CityRow founder Helaine Knapp agreed that for many of us, our new relationship to fitness might reflect that we’ve gained a general sense of mortality: “We are realizing that we’re going to be moving every day for the rest of our lives, so we better be careful with our one body and not pound the pavement with high-intensity workouts seven times per week.”

A sense that life is short and fleeting has also reduced any patience with bullshit, says Amanda Butler, a personal trainer with Onyx. She tells me, with emphatic, energetic pride: “Diet culture is finally starting to be shamed. There’s been a lot more progress in the two years than in the past ten years.” People are starting to insist that exercise express the pleasures of how they can move instead of being an obligatory regimen to punish the way they look. Butler, a former cardio obsessive, now loves walking — “I really love anything low-impact” — and has been trying to pass this appreciation along to her clients. “It has been ingrained into us that the harder you work, the more you sweat, the better the workout.”

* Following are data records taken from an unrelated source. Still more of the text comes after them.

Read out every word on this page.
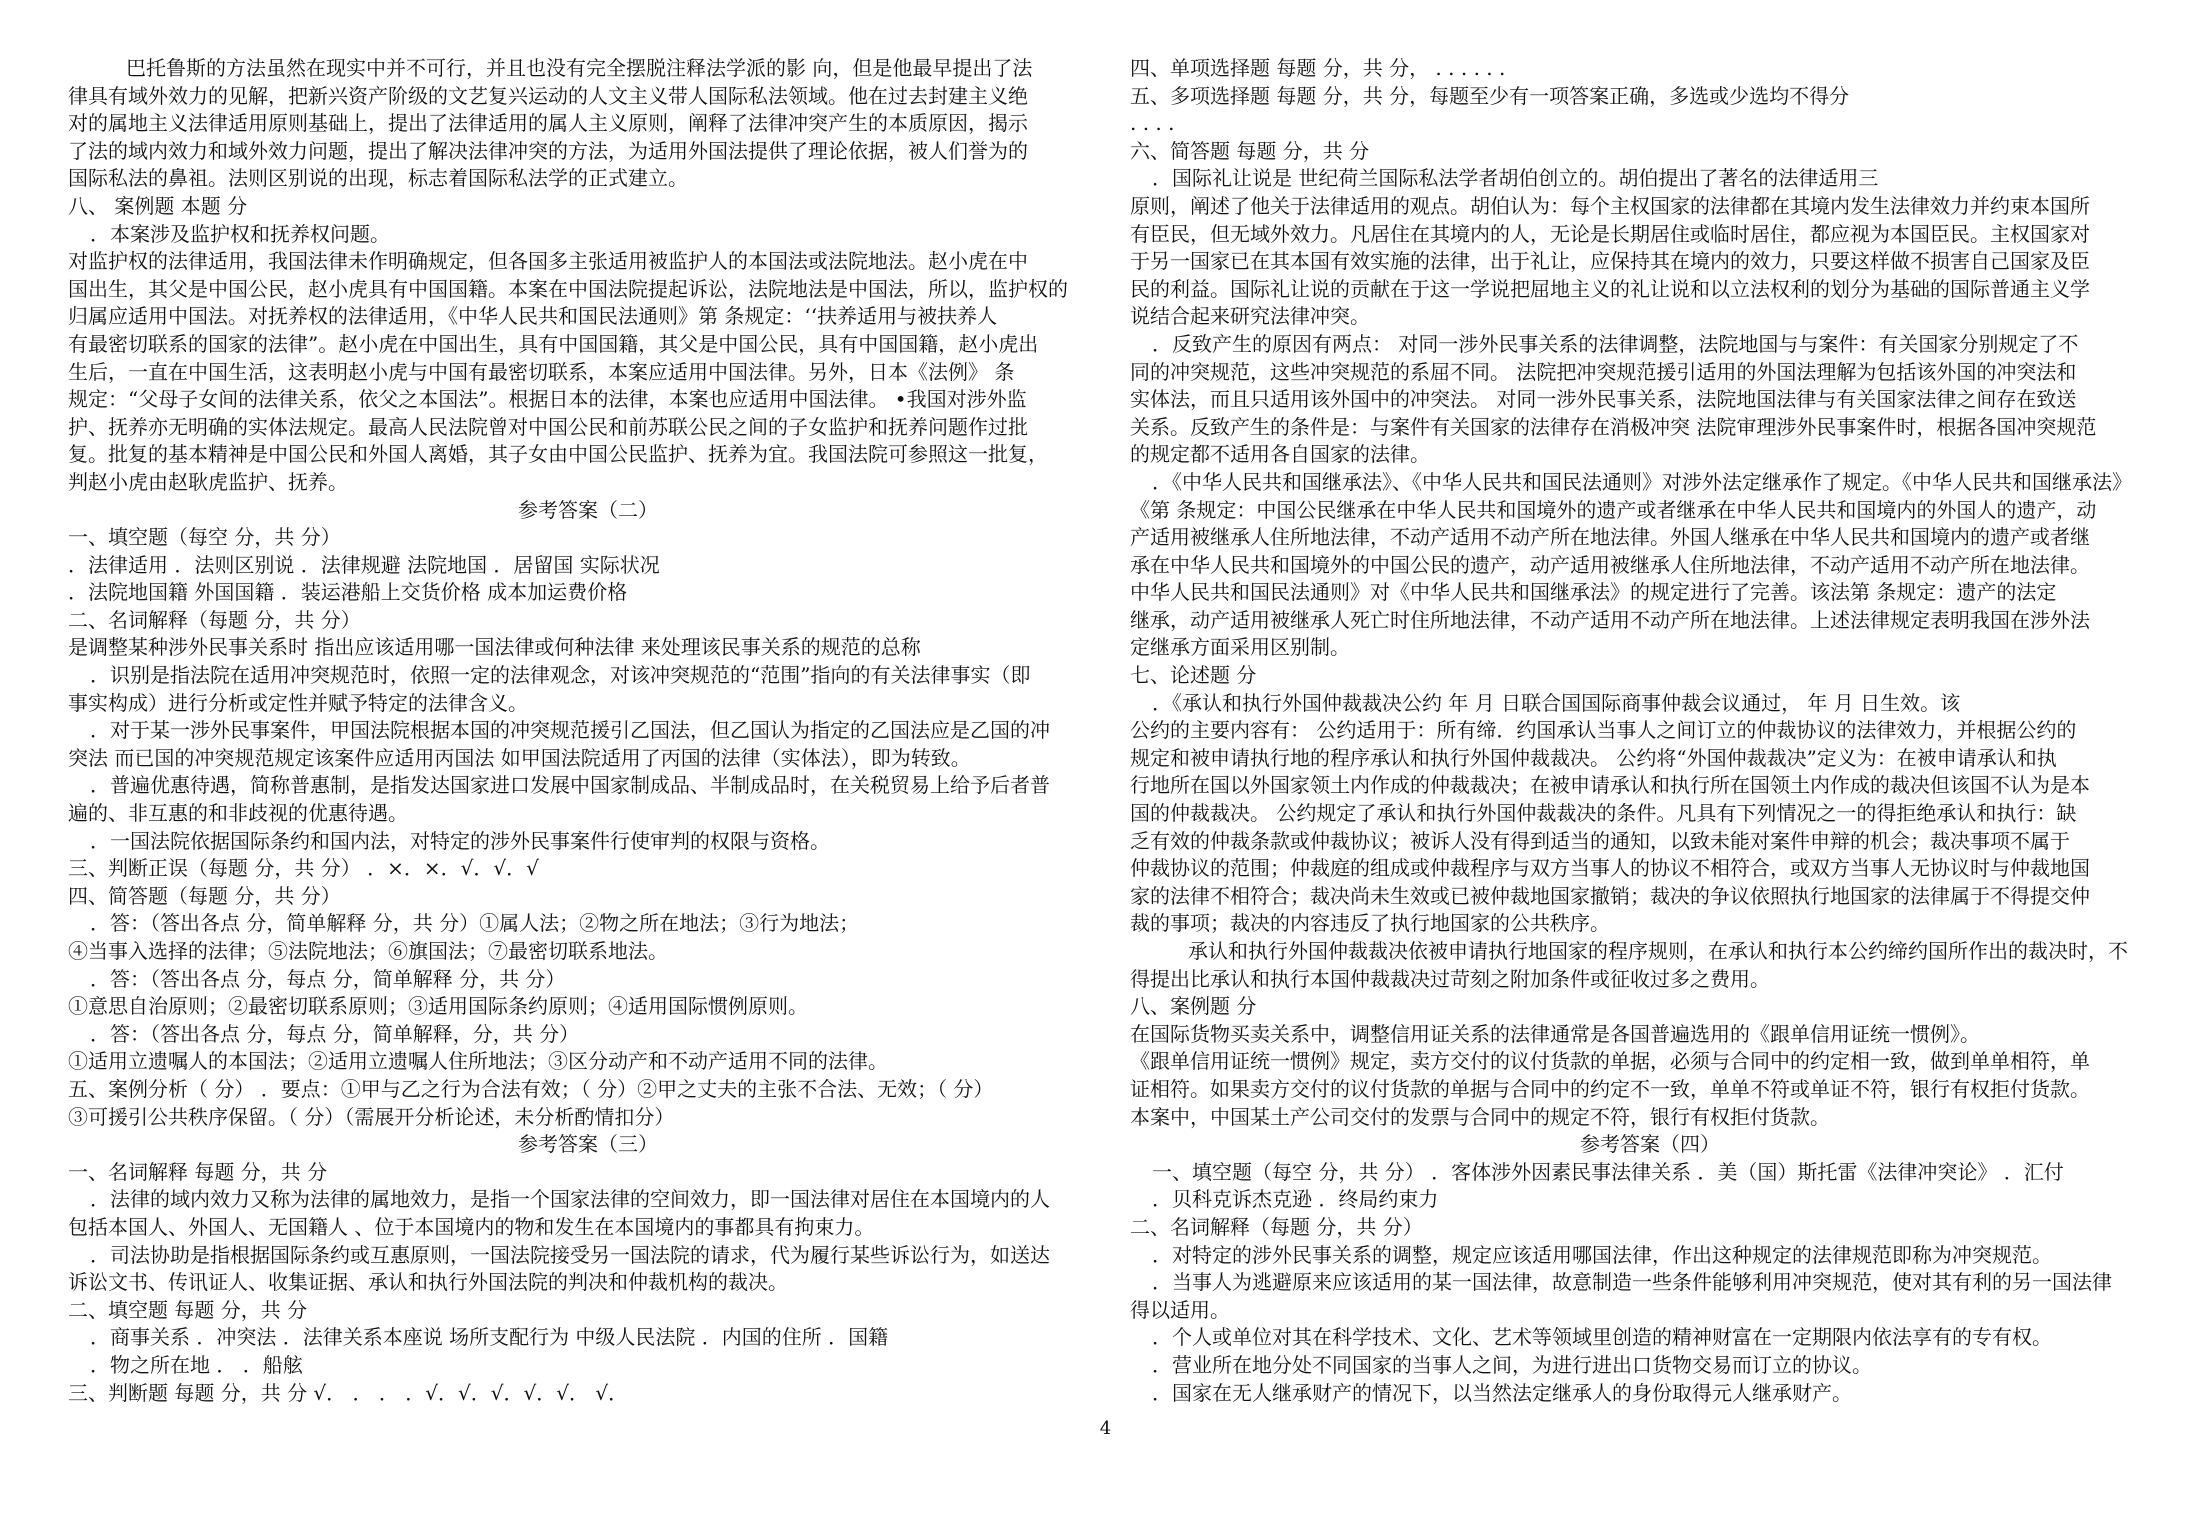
巴托鲁斯的方法虽然在现实中并不可行，并且也没有完全摆脱注释法学派的影 向，但是他最早提出了法
律具有域外效力的见解，把新兴资产阶级的文艺复兴运动的人文主义带人国际私法领域。他在过去封建主义绝
对的属地主义法律适用原则基础上，提出了法律适用的属人主义原则，阐释了法律冲突产生的本质原因，揭示
了法的域内效力和域外效力问题，提出了解决法律冲突的方法，为适用外国法提供了理论依据，被人们誉为的
国际私法的鼻祖。法则区别说的出现，标志着国际私法学的正式建立。
八、 案例题 本题 分
．本案涉及监护权和抚养权问题。
对监护权的法律适用，我国法律未作明确规定，但各国多主张适用被监护人的本国法或法院地法。赵小虎在中
国出生，其父是中国公民，赵小虎具有中国国籍。本案在中国法院提起诉讼，法院地法是中国法，所以，监护权的
归属应适用中国法。对抚养权的法律适用，《中华人民共和国民法通则》第 条规定：‘‘扶养适用与被扶养人
有最密切联系的国家的法律”。赵小虎在中国出生，具有中国国籍，其父是中国公民，具有中国国籍，赵小虎出
生后，一直在中国生活，这表明赵小虎与中国有最密切联系，本案应适用中国法律。另外，日本《法例》 条
规定：“父母子女间的法律关系，依父之本国法”。根据日本的法律，本案也应适用中国法律。 •我国对涉外监
护、抚养亦无明确的实体法规定。最高人民法院曾对中国公民和前苏联公民之间的子女监护和抚养问题作过批
复。批复的基本精神是中国公民和外国人离婚，其子女由中国公民监护、抚养为宜。我国法院可参照这一批复，
判赵小虎由赵耿虎监护、抚养。
参考答案（二）
一、填空题（每空 分，共 分）
．法律适用 ．法则区别说 ．法律规避 法院地国 ．居留国 实际状况
．法院地国籍 外国国籍 ．装运港船上交货价格 成本加运费价格
二、名词解释（每题 分，共 分）
是调整某种涉外民事关系时 指出应该适用哪一国法律或何种法律 来处理该民事关系的规范的总称
．识别是指法院在适用冲突规范时，依照一定的法律观念，对该冲突规范的“范围”指向的有关法律事实（即
事实构成）进行分析或定性并赋予特定的法律含义。
．对于某一涉外民事案件，甲国法院根据本国的冲突规范援引乙国法，但乙国认为指定的乙国法应是乙国的冲
突法 而已国的冲突规范规定该案件应适用丙国法 如甲国法院适用了丙国的法律（实体法），即为转致。
．普遍优惠待遇，简称普惠制，是指发达国家进口发展中国家制成品、半制成品时，在关税贸易上给予后者普
遍的、非互惠的和非歧视的优惠待遇。
．一国法院依据国际条约和国内法，对特定的涉外民事案件行使审判的权限与资格。
三、判断正误（每题 分，共 分） ．×．×．√．√．√
四、简答题（每题 分，共 分）
．答：（答出各点 分，简单解释 分，共 分）①属人法；②物之所在地法；③行为地法；
④当事入选择的法律；⑤法院地法；⑥旗国法；⑦最密切联系地法。
．答：（答出各点 分，每点 分，简单解释 分，共 分）
①意思自治原则；②最密切联系原则；③适用国际条约原则；④适用国际惯例原则。
．答：（答出各点 分，每点 分，简单解释，分，共 分）
①适用立遗嘱人的本国法；②适用立遗嘱人住所地法；③区分动产和不动产适用不同的法律。
五、案例分析（ 分） ．要点：①甲与乙之行为合法有效；（ 分）②甲之丈夫的主张不合法、无效；（ 分）
③可援引公共秩序保留。（ 分）（需展开分析论述，未分析酌情扣分）
参考答案（三）
一、名词解释 每题 分，共 分
．法律的域内效力又称为法律的属地效力，是指一个国家法律的空间效力，即一国法律对居住在本国境内的人
包括本国人、外国人、无国籍人 、位于本国境内的物和发生在本国境内的事都具有拘束力。
．司法协助是指根据国际条约或互惠原则，一国法院接受另一国法院的请求，代为履行某些诉讼行为，如送达
诉讼文书、传讯证人、收集证据、承认和执行外国法院的判决和仲裁机构的裁决。
二、填空题 每题 分，共 分
．商事关系 ．冲突法 ．法律关系本座说 场所支配行为 中级人民法院 ．内国的住所 ．国籍
．物之所在地 ． ．船舷
三、判断题 每题 分，共 分 √． ． ． ．√．√．√．√．√． √．
四、单项选择题 每题 分，共 分， . . . . . .
五、多项选择题 每题 分，共 分，每题至少有一项答案正确，多选或少选均不得分
. . . .
六、简答题 每题 分，共 分
．国际礼让说是 世纪荷兰国际私法学者胡伯创立的。胡伯提出了著名的法律适用三
原则，阐述了他关于法律适用的观点。胡伯认为：每个主权国家的法律都在其境内发生法律效力并约束本国所
有臣民，但无域外效力。凡居住在其境内的人，无论是长期居住或临时居住，都应视为本国臣民。主权国家对
于另一国家已在其本国有效实施的法律，出于礼让，应保持其在境内的效力，只要这样做不损害自己国家及臣
民的利益。国际礼让说的贡献在于这一学说把屈地主义的礼让说和以立法权利的划分为基础的国际普通主义学
说结合起来研究法律冲突。
．反致产生的原因有两点： 对同一涉外民事关系的法律调整，法院地国与与案件：有关国家分别规定了不
同的冲突规范，这些冲突规范的系屈不同。 法院把冲突规范援引适用的外国法理解为包括该外国的冲突法和
实体法，而且只适用该外国中的冲突法。 对同一涉外民事关系，法院地国法律与有关国家法律之间存在致送
关系。反致产生的条件是：与案件有关国家的法律存在消极冲突 法院审理涉外民事案件时，根据各国冲突规范
的规定都不适用各自国家的法律。
．《中华人民共和国继承法》、《中华人民共和国民法通则》对涉外法定继承作了规定。《中华人民共和国继承法》
《第 条规定：中国公民继承在中华人民共和国境外的遗产或者继承在中华人民共和国境内的外国人的遗产，动
产适用被继承人住所地法律，不动产适用不动产所在地法律。外国人继承在中华人民共和国境内的遗产或者继
承在中华人民共和国境外的中国公民的遗产，动产适用被继承人住所地法律，不动产适用不动产所在地法律。
中华人民共和国民法通则》对《中华人民共和国继承法》的规定进行了完善。该法第 条规定：遗产的法定
继承，动产适用被继承人死亡时住所地法律，不动产适用不动产所在地法律。上述法律规定表明我国在涉外法
定继承方面采用区别制。
七、论述题 分
．《承认和执行外国仲裁裁决公约 年 月 日联合国国际商事仲裁会议通过， 年 月 日生效。该
公约的主要内容有： 公约适用于：所有缔．约国承认当事人之间订立的仲裁协议的法律效力，并根据公约的
规定和被申请执行地的程序承认和执行外国仲裁裁决。 公约将“外国仲裁裁决”定义为：在被申请承认和执
行地所在国以外国家领土内作成的仲裁裁决；在被申请承认和执行所在国领土内作成的裁决但该国不认为是本
国的仲裁裁决。 公约规定了承认和执行外国仲裁裁决的条件。凡具有下列情况之一的得拒绝承认和执行：缺
乏有效的仲裁条款或仲裁协议；被诉人没有得到适当的通知，以致未能对案件申辩的机会；裁决事项不属于
仲裁协议的范围；仲裁庭的组成或仲裁程序与双方当事人的协议不相符合，或双方当事人无协议时与仲裁地国
家的法律不相符合；裁决尚未生效或已被仲裁地国家撤销；裁决的争议依照执行地国家的法律属于不得提交仲
裁的事项；裁决的内容违反了执行地国家的公共秩序。
承认和执行外国仲裁裁决依被申请执行地国家的程序规则，在承认和执行本公约缔约国所作出的裁决时，不
得提出比承认和执行本国仲裁裁决过苛刻之附加条件或征收过多之费用。
八、案例题 分
在国际货物买卖关系中，调整信用证关系的法律通常是各国普遍选用的《跟单信用证统一惯例》。
《跟单信用证统一惯例》规定，卖方交付的议付货款的单据，必须与合同中的约定相一致，做到单单相符，单
证相符。如果卖方交付的议付货款的单据与合同中的约定不一致，单单不符或单证不符，银行有权拒付货款。
本案中，中国某土产公司交付的发票与合同中的规定不符，银行有权拒付货款。
参考答案（四）
一、填空题（每空 分，共 分） ．客体涉外因素民事法律关系 ．美（国）斯托雷《法律冲突论》 ．汇付
．贝科克诉杰克逊 ．终局约束力
二、名词解释（每题 分，共 分）
．对特定的涉外民事关系的调整，规定应该适用哪国法律，作出这种规定的法律规范即称为冲突规范。
．当事人为逃避原来应该适用的某一国法律，故意制造一些条件能够利用冲突规范，使对其有利的另一国法律
得以适用。
．个人或单位对其在科学技术、文化、艺术等领域里创造的精神财富在一定期限内依法享有的专有权。
．营业所在地分处不同国家的当事人之间，为进行进出口货物交易而订立的协议。
．国家在无人继承财产的情况下，以当然法定继承人的身份取得元人继承财产。
4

Over the past couple years, it’s also been cheaper and easier for people to test new programs. Digital classes were often free to try, and no commute to work freed up a hunk of time for some of us. Mindbody’s survey noted that on days people work from home, they are twice as likely to try out a new fitness studio. Upended schedules prompt exploration and more introspection of what feels good, says Dr. Chloe Carmichael, a psychologist and author of the book Nervous Energy. A former yoga teacher as well, Dr. Carmichael has a bird’s-eye perspective on people’s relationship to fitness. Rather than a maximization approach, she sees a joyful sampling taking hold of attitudes about exercising. “It’s like the Montessori school of fitness — where a child gets to run around and do what they want to do.”

Pre-pandemic, I was constantly asking my body to do things for me — to pump my legs faster, to do this harder, do it for the glory and to ignore the warnings from my perpetually disappointed physical therapist. My body listened to my requests, because I am very convincing, but it also kept having meltdowns. Now, I think that my constant question to my body has adapted from something like, What do I want you to do today? to something more like, What do you want from me today? It’s possible I’ve become more humble. My relationship to exercise started to become less gladiatorial. Now, I prefer lower intensity. I do dancerly aerobic routines that I would have never wasted my time with, or even considered exercise.

I keep thinking about something O’Carroll often repeats in her Studio Qila classes: “Form over ego.” In the old-school hierarchy that I learned, ego (the mind) is meant to rule over id (the body). But this never quite worked out for me. And, though I never expected it, getting ego out of the way has been gloriously painless.